Centos7安装ElasticSearch 6.4.1入门教程详解
1.下载ElasticSearch 6.4.1安装包 下载地址:
https://artifacts.elastic.co/downloads/elasticsearch/elasticsearch-6.4.1.tar.gz
2.解压压缩包
[root@localhost ElasticSearch]# tar -zxvf elasticsearch-6.4.1.tar.gz
3.启动ElasticSearch
[root@localhost bin]# ./elasticsearch
以后台方式启动
[root@localhost bin]# ./elasticsearch -d
TIPS:
[root@localhost bin]# ./elasticsearch [2018-09-19T19:46:09,817][WARN ][o.e.b.ElasticsearchUncaughtExceptionHandler] [] uncaught exception in thread [main] org.elasticsearch.bootstrap.StartupException: java.lang.RuntimeException: can not run elasticsearch as root at org.elasticsearch.bootstrap.Elasticsearch.init(Elasticsearch.java:140) ~[elasticsearch-6.4.1.jar:6.4.1] at org.elasticsearch.bootstrap.Elasticsearch.execute(Elasticsearch.java:127) ~[elasticsearch-6.4.1.jar:6.4.1] at org.elasticsearch.cli.EnvironmentAwareCommand.execute(EnvironmentAwareCommand.java:86) ~[elasticsearch-6.4.1.jar:6.4.1] at org.elasticsearch.cli.Command.mainWithoutErrorHandling(Command.java:124) ~[elasticsearch-cli-6.4.1.jar:6.4.1] at org.elasticsearch.cli.Command.main(Command.java:90) ~[elasticsearch-cli-6.4.1.jar:6.4.1] at org.elasticsearch.bootstrap.Elasticsearch.main(Elasticsearch.java:93) ~[elasticsearch-6.4.1.jar:6.4.1] at org.elasticsearch.bootstrap.Elasticsearch.main(Elasticsearch.java:86) ~[elasticsearch-6.4.1.jar:6.4.1] Caused by: java.lang.RuntimeException: can not run elasticsearch as root at org.elasticsearch.bootstrap.Bootstrap.initializeNatives(Bootstrap.java:104) ~[elasticsearch-6.4.1.jar:6.4.1] at org.elasticsearch.bootstrap.Bootstrap.setup(Bootstrap.java:171) ~[elasticsearch-6.4.1.jar:6.4.1] at org.elasticsearch.bootstrap.Bootstrap.init(Bootstrap.java:326) ~[elasticsearch-6.4.1.jar:6.4.1] at org.elasticsearch.bootstrap.Elasticsearch.init(Elasticsearch.java:136) ~[elasticsearch-6.4.1.jar:6.4.1]

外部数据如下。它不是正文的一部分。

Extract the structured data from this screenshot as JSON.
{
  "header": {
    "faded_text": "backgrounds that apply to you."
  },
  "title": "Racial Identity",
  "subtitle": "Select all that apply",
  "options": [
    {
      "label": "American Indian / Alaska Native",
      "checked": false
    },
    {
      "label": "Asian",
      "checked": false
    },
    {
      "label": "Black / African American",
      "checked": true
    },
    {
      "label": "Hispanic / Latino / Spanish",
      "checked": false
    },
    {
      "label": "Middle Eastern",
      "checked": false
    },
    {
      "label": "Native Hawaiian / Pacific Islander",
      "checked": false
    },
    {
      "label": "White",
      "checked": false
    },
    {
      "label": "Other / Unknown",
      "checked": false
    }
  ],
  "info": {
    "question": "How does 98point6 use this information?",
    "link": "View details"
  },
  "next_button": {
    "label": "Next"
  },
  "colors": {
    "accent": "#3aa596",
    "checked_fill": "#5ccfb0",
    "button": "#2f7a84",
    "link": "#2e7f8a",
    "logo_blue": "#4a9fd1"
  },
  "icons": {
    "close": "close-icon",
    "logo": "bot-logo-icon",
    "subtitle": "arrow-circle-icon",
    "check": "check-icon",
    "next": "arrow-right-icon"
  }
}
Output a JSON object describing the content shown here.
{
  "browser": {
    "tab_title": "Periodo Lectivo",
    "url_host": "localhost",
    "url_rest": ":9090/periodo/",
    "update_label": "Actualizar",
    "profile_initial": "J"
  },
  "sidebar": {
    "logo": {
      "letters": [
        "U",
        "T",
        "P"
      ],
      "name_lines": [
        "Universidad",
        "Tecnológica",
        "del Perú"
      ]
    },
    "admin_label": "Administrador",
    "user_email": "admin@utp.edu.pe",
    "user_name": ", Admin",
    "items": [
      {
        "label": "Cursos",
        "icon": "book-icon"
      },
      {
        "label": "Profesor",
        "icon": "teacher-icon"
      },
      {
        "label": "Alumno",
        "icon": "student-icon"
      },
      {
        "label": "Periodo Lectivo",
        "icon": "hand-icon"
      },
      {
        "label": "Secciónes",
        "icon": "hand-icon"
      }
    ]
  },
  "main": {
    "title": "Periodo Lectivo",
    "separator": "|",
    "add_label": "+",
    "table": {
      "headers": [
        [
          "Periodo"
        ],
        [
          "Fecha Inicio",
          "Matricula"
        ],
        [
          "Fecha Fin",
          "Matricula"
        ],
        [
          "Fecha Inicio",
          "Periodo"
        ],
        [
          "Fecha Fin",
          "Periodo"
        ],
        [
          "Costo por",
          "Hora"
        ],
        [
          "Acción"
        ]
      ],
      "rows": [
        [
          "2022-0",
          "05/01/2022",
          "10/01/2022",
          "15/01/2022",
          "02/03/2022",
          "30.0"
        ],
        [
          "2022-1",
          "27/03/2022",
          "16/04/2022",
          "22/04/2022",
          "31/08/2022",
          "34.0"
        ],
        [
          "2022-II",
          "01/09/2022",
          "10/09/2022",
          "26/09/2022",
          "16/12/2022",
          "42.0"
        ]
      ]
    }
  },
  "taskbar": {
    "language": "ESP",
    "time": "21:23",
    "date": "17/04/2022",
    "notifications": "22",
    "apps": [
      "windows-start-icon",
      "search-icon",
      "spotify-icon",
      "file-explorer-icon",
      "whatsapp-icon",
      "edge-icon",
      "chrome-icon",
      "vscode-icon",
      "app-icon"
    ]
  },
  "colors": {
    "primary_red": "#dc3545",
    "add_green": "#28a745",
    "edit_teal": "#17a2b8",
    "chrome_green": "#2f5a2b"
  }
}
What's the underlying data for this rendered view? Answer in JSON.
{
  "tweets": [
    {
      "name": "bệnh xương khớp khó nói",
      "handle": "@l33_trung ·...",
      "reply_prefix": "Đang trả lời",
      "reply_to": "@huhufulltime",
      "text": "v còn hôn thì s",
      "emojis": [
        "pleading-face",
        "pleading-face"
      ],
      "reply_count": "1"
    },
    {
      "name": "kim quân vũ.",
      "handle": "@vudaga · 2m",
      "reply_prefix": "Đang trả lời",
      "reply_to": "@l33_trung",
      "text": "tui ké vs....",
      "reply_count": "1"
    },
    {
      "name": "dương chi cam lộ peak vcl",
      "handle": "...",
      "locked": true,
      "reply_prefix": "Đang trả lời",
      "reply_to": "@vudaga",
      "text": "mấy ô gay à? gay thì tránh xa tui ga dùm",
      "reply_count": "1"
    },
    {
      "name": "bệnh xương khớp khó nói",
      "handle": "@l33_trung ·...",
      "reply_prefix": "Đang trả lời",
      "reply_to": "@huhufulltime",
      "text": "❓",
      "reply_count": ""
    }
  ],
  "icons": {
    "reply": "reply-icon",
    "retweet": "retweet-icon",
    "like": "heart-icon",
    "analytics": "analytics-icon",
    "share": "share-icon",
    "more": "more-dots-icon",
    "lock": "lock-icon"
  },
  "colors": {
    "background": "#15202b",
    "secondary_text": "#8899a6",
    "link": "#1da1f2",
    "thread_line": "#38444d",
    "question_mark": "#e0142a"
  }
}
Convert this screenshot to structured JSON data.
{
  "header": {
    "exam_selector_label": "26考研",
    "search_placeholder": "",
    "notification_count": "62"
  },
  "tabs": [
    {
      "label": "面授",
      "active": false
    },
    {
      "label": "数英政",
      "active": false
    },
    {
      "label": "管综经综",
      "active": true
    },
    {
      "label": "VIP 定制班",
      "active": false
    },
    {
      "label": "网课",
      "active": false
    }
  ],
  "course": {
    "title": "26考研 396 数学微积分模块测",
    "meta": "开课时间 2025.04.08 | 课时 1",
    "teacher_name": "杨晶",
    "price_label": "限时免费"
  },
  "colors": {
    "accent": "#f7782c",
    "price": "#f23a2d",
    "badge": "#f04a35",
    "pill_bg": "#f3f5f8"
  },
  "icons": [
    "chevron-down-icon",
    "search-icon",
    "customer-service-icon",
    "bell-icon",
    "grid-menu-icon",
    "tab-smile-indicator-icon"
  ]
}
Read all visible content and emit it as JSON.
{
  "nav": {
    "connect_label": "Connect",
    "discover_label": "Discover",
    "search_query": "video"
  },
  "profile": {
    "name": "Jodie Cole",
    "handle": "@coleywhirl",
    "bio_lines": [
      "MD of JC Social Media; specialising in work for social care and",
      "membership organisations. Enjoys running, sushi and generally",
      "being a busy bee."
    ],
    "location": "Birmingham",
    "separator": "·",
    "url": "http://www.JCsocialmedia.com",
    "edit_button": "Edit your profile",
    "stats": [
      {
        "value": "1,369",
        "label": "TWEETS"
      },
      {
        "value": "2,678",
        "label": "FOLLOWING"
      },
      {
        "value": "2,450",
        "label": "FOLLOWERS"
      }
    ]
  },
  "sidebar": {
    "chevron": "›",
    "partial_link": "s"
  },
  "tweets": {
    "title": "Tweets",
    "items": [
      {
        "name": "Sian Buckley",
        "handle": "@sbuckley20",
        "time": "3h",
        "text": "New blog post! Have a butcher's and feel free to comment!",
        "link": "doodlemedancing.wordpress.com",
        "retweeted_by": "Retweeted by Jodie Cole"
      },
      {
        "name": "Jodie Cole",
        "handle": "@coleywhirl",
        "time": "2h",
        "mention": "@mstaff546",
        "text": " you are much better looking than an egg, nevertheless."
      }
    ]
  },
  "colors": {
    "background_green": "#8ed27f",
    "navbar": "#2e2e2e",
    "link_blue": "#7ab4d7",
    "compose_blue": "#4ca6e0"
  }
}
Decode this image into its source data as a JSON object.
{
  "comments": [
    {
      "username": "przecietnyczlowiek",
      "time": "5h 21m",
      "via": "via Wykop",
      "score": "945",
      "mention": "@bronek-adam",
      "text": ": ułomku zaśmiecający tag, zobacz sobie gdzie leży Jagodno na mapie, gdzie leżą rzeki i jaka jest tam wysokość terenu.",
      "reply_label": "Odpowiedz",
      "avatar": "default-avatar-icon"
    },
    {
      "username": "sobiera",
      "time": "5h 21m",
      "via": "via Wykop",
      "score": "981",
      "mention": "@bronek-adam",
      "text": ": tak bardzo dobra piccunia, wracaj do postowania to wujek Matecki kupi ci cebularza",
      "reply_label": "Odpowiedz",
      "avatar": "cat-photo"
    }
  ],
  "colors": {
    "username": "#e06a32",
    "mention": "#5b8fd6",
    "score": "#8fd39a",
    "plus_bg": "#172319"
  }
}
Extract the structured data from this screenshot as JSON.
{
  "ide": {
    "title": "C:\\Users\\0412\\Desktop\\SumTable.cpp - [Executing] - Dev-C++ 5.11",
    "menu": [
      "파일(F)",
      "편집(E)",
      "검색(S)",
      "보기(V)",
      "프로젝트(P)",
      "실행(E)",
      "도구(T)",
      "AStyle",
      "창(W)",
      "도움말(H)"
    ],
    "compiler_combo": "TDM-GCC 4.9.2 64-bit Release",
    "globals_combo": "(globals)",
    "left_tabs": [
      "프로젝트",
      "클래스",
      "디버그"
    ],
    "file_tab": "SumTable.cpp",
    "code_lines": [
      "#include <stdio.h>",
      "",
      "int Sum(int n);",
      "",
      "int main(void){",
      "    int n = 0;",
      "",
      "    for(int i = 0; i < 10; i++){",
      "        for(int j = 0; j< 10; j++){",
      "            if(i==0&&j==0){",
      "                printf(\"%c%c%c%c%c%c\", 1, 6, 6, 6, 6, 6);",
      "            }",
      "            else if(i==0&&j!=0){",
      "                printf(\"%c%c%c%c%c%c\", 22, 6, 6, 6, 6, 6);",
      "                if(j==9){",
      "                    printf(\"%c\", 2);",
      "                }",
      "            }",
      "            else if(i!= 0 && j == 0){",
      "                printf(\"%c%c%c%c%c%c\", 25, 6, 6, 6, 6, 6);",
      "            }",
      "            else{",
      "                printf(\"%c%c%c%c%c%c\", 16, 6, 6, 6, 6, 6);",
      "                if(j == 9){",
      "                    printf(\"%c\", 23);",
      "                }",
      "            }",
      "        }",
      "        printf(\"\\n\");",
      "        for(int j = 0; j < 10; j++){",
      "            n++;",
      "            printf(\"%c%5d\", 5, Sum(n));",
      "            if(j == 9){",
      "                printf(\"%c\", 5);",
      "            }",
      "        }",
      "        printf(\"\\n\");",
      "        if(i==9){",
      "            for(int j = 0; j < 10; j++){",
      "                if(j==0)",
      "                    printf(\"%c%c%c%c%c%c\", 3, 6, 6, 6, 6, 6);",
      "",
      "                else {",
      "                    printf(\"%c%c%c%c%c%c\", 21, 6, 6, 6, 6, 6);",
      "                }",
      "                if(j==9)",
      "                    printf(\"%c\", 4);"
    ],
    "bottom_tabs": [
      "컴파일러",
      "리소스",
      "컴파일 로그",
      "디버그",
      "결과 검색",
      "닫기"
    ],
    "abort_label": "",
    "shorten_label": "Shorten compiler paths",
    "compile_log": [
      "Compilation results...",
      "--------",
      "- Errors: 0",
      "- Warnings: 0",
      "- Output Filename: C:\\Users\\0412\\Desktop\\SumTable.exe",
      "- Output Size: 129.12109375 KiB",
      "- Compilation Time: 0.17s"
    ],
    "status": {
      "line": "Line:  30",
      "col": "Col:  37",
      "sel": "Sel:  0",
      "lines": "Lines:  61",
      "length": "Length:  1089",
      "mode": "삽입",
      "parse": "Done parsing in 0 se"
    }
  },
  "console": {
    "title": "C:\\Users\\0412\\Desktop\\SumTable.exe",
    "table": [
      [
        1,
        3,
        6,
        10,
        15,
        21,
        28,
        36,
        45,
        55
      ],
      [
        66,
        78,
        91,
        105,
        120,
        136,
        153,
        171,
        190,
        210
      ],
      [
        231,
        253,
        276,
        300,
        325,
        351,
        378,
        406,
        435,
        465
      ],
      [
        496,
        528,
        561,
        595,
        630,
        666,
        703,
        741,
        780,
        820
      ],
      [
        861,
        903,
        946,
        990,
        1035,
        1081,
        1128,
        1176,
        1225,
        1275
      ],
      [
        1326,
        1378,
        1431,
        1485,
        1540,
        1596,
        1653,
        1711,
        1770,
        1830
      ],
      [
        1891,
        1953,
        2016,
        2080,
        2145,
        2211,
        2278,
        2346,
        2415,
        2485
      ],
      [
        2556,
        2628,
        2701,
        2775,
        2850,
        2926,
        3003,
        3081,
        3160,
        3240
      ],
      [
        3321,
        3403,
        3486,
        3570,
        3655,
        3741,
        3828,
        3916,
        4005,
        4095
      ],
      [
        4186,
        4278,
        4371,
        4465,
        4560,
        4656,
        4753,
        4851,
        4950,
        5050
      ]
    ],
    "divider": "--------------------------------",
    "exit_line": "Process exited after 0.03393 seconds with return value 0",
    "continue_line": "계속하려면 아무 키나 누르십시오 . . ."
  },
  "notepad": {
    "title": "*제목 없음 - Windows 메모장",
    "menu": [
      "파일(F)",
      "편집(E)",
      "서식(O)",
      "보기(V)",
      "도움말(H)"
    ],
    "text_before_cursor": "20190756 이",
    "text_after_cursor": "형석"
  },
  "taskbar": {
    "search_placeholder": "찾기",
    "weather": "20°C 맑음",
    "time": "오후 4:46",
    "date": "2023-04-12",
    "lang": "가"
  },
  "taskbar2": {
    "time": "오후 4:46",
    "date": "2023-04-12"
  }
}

ElasticSearch 不能以root用户角色启动,因此需要将安装目录授权给其他用户,用其他用户来启动
启动成功后,验证,打开新的终端,执行如下命令:
[root@localhost ~]# curl 'http://localhost:9200/?pretty' { "name" : "O5BAVYE", "cluster_name" : "elasticsearch", "cluster_uuid" : "rw1yjlzkSgODXkUVgIxmxg", "version" : { "number" : "6.4.1", "build_flavor" : "default", "build_type" : "tar", "build_hash" : "e36acdb", "build_date" : "2018-09-13T22:18:07.696808Z", "build_snapshot" : false, "lucene_version" : "7.4.0", "minimum_wire_compatibility_version" : "5.6.0", "minimum_index_compatibility_version" : "5.0.0" }, "tagline" : "You Know, for Search" } [root@localhost ~]#
返回信息则表示安装成功!
4.安装Kibana
Sense 是一个 Kibana 应用 它提供交互式的控制台,通过你的浏览器直接向 Elasticsearch 提交请求。 这本书的在线版本包含有一个 View in Sense 的链接,里面有许多代码示例。当点击的时候,它会打开一个代码示例的Sense控制台。 你不必安装 Sense,但是它允许你在本地的 Elasticsearch 集群上测试示例代码,从而使本书更具有交互性。
下载kibana
Kibana是一个为 ElasticSearch 提供的数据分析的 Web 接口。可使用它对日志进行高效的搜索、可视化、分析等各种操作
https://artifacts.elastic.co/downloads/kibana/kibana-6.4.1-linux-x86_64.tar.gz
下载完成解压Kibana
[root@localhost ElasticSearch]# tar -zxvf kibana-6.4.1-linux-x86_64.tar.gz
修改 配置config目录下的kibana.yml 文件,配置elasticsearch地址和kibana地址信息
server.host: "192.168.92.50" # kibana 服务器地址 elasticsearch.url: "http://192.168.92.50:9200" # ES 地址
启动 Kibana
[root@localhost bin]# ./kibana
安装Kibana本机访问:http://localhost:5601/
选择Dev Tools菜单,即可实现可视化请求
5.安装LogStash
下载logStash
https://artifacts.elastic.co/downloads/logstash/logstash-7.0.1.tar.gz
下载完成解压后,config目录下配置日志收集日志配置文件 logstash.conf
# Sample Logstash configuration for creating a simple # Beats -> Logstash -> Elasticsearch pipeline. input { tcp { mode => "server" host => "192.168.92.50" port => 4560 codec => json_lines } } output { elasticsearch { hosts => "192.168.92.50:9200" index => "springboot-logstash-%{+YYYY.MM.dd}" } }
配置成功后启动logstatsh
[root@localhost bin]# ./logstash -f ../config/logstash.conf
ES 一些基础知识:
索引(名词):
如前所述,一个 索引 类似于传统关系数据库中的一个 数据库 ,是一个存储关系型文档的地方。 索引 (index) 的复数词为 indices 或 indexes 。
索引(动词):
索引一个文档 就是存储一个文档到一个 索引 (名词)中以便它可以被检索和查询到。这非常类似于 SQL 语句中的 INSERT 关键词,除了文档已存在时新文档会替换旧文档情况之外。
倒排索引:
关系型数据库通过增加一个 索引 比如一个 B树(B-tree)索引 到指定的列上,以便提升数据检索速度。Elasticsearch 和 Lucene 使用了一个叫做 倒排索引 的结构来达到相同的目的。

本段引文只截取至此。